About 2 months ago I resigned from Motorola. During the last 5 years, I gained tremendous amount of experience and worked with many immensely talented people. There is never a good time to end such a great relationship but personal life and new prospects call for a shift in direction. It was my time to turn a new page.

After reflecting on my past 5 years, I found my perspective on interaction design to be very different than when I left DePaul University in 2003. Here’s what I learned:

Interaction Design is an exercise to define context
One of my recent favourite quotes is Alice Rawsthorn’s comment on the new generation of products in ‘Objectified‘, to which she thinks “the form bears absolutely no relation to the function.” If that is a trend in product design, it is a tradition in digital interaction design. Most digital UI controls lack volumetric and tactile properties. Many designers, including myself when I started my career, seek arrangements of controls that ‘make sense’ and to create ‘affordance’ in the design. What I have come to realize is that correctly and efficiently communicate a context of use with the user is a much more reliable path to a usable and engaging design.

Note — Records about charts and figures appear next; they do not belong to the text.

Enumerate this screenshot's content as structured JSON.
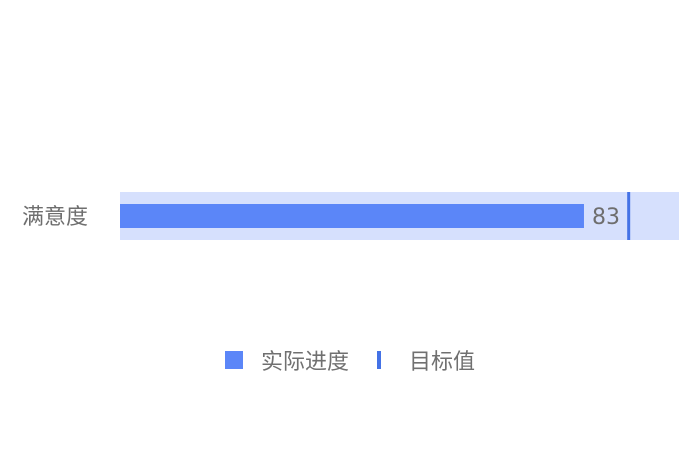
{
  "chart_data": {
    "type": "bar",
    "orientation": "horizontal",
    "categories": [
      "满意度"
    ],
    "series": [
      {
        "name": "实际进度",
        "values": [
          83
        ],
        "color": "#5b86f8"
      },
      {
        "name": "目标值",
        "values": [
          91
        ],
        "color": "#4472e6"
      }
    ],
    "background_band": {
      "color": "#d6e0fd",
      "max": 100
    },
    "xlim": [
      0,
      100
    ],
    "data_labels": [
      "83"
    ],
    "grid": false,
    "legend_placement": "bottom-center"
  }
}
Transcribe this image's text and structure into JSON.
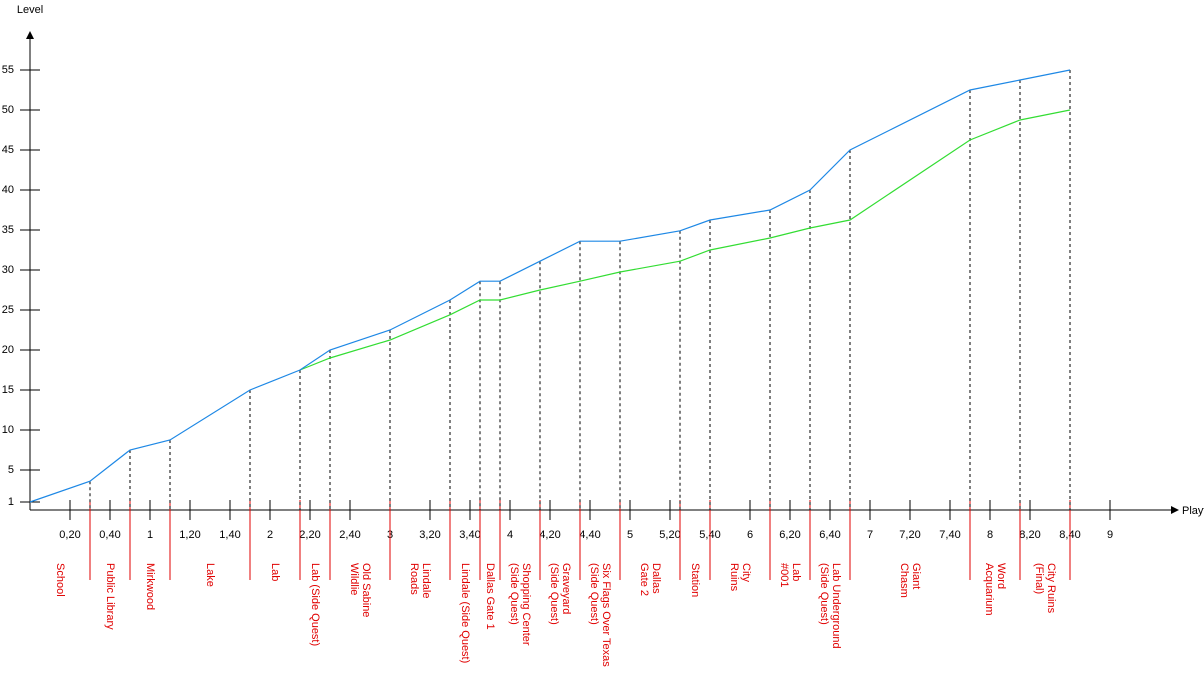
{
  "chart_data": {
    "type": "line",
    "ylabel": "Level",
    "xlabel": "Playtime",
    "x": [
      0,
      0.5,
      0.8333,
      1.1667,
      1.8333,
      2.25,
      2.5,
      3.0,
      3.5,
      3.75,
      3.9167,
      4.25,
      4.5833,
      4.9167,
      5.4167,
      5.6667,
      6.1667,
      6.5,
      6.8333,
      7.8333,
      8.25,
      8.6667
    ],
    "series": [
      {
        "color": "#1e88e5",
        "values": [
          1,
          3.6,
          7.5,
          8.75,
          15,
          17.5,
          20,
          22.5,
          26.25,
          28.6,
          28.6,
          31.1,
          33.6,
          33.6,
          34.9,
          36.25,
          37.5,
          40,
          45,
          52.5,
          53.75,
          55
        ]
      },
      {
        "color": "#33dd33",
        "values": [
          null,
          null,
          null,
          null,
          null,
          17.5,
          19,
          21.25,
          24.4,
          26.25,
          26.25,
          27.5,
          28.6,
          29.75,
          31.1,
          32.5,
          34,
          35.25,
          36.25,
          46.25,
          48.75,
          50
        ]
      }
    ],
    "locations": [
      [
        "School"
      ],
      [
        "Public Library"
      ],
      [
        "Mirkwood"
      ],
      [
        "Lake"
      ],
      [
        "Lab"
      ],
      [
        "Lab (Side Quest)"
      ],
      [
        "Old Sabine",
        "Wildlie"
      ],
      [
        "Lindale",
        "Roads"
      ],
      [
        "Lindale (Side Quest)"
      ],
      [
        "Dallas Gate 1"
      ],
      [
        "Shopping Center",
        "(Side Quest)"
      ],
      [
        "Graveyard",
        "(Side Quest)"
      ],
      [
        "Six Flags Over Texas",
        "(Side Quest)"
      ],
      [
        "Dallas",
        "Gate 2"
      ],
      [
        "Station"
      ],
      [
        "City",
        "Ruins"
      ],
      [
        "Lab",
        "#001"
      ],
      [
        "Lab Underground",
        "(Side Quest)"
      ],
      [
        "Giant",
        "Chasm"
      ],
      [
        "Word",
        "Acquarium"
      ],
      [
        "City Ruins",
        "(Final)"
      ]
    ],
    "location_color": "#e00000",
    "xlim": [
      0,
      9.5833
    ],
    "ylim": [
      0,
      59.75
    ],
    "xticks": [
      {
        "value": 0.3333,
        "label": "0,20"
      },
      {
        "value": 0.6667,
        "label": "0,40"
      },
      1,
      {
        "value": 1.3333,
        "label": "1,20"
      },
      {
        "value": 1.6667,
        "label": "1,40"
      },
      2,
      {
        "value": 2.3333,
        "label": "2,20"
      },
      {
        "value": 2.6667,
        "label": "2,40"
      },
      3,
      {
        "value": 3.3333,
        "label": "3,20"
      },
      {
        "value": 3.6667,
        "label": "3,40"
      },
      4,
      {
        "value": 4.3333,
        "label": "4,20"
      },
      {
        "value": 4.6667,
        "label": "4,40"
      },
      5,
      {
        "value": 5.3333,
        "label": "5,20"
      },
      {
        "value": 5.6667,
        "label": "5,40"
      },
      6,
      {
        "value": 6.3333,
        "label": "6,20"
      },
      {
        "value": 6.6667,
        "label": "6,40"
      },
      7,
      {
        "value": 7.3333,
        "label": "7,20"
      },
      {
        "value": 7.6667,
        "label": "7,40"
      },
      8,
      {
        "value": 8.3333,
        "label": "8,20"
      },
      {
        "value": 8.6667,
        "label": "8,40"
      },
      9
    ],
    "yticks": [
      1,
      5,
      10,
      15,
      20,
      25,
      30,
      35,
      40,
      45,
      50,
      55
    ]
  }
}
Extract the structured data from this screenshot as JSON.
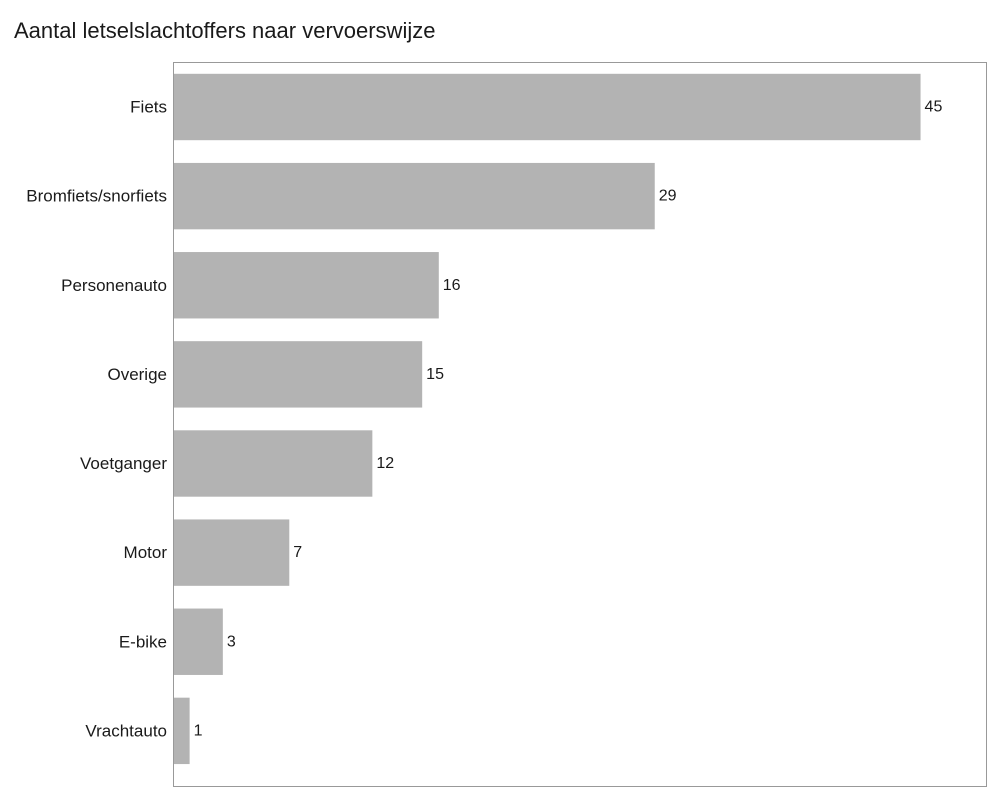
{
  "chart_data": {
    "type": "bar",
    "orientation": "horizontal",
    "title": "Aantal letselslachtoffers naar vervoerswijze",
    "xlabel": "",
    "ylabel": "",
    "categories": [
      "Fiets",
      "Bromfiets/snorfiets",
      "Personenauto",
      "Overige",
      "Voetganger",
      "Motor",
      "E-bike",
      "Vrachtauto"
    ],
    "values": [
      45,
      29,
      16,
      15,
      12,
      7,
      3,
      1
    ],
    "xlim": [
      0,
      49
    ],
    "grid": false,
    "legend": "none",
    "data_labels": true,
    "bar_color": "#b3b3b3",
    "frame_color": "#999999"
  }
}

Generally speaking, users perceive an user interface in aggregate, not by individual component. If all the components on the first few screens efficiently and coherently communicate what type of application it is (e.g. an media player with online contents on my mobile) and the rest of the application also aligns with that character, usage is generally clear and fluid. Focusing the on the arrangements and placements of controls along is not enough. In fact, being overly stringent in building and applying usability guidelines put undue restrictions to the designers and leads to interaction designs are that overly instructional and non-engaging. Usability and rationality in design are of course important, but letting them lead the creative process is like letting a carriage lead the horse.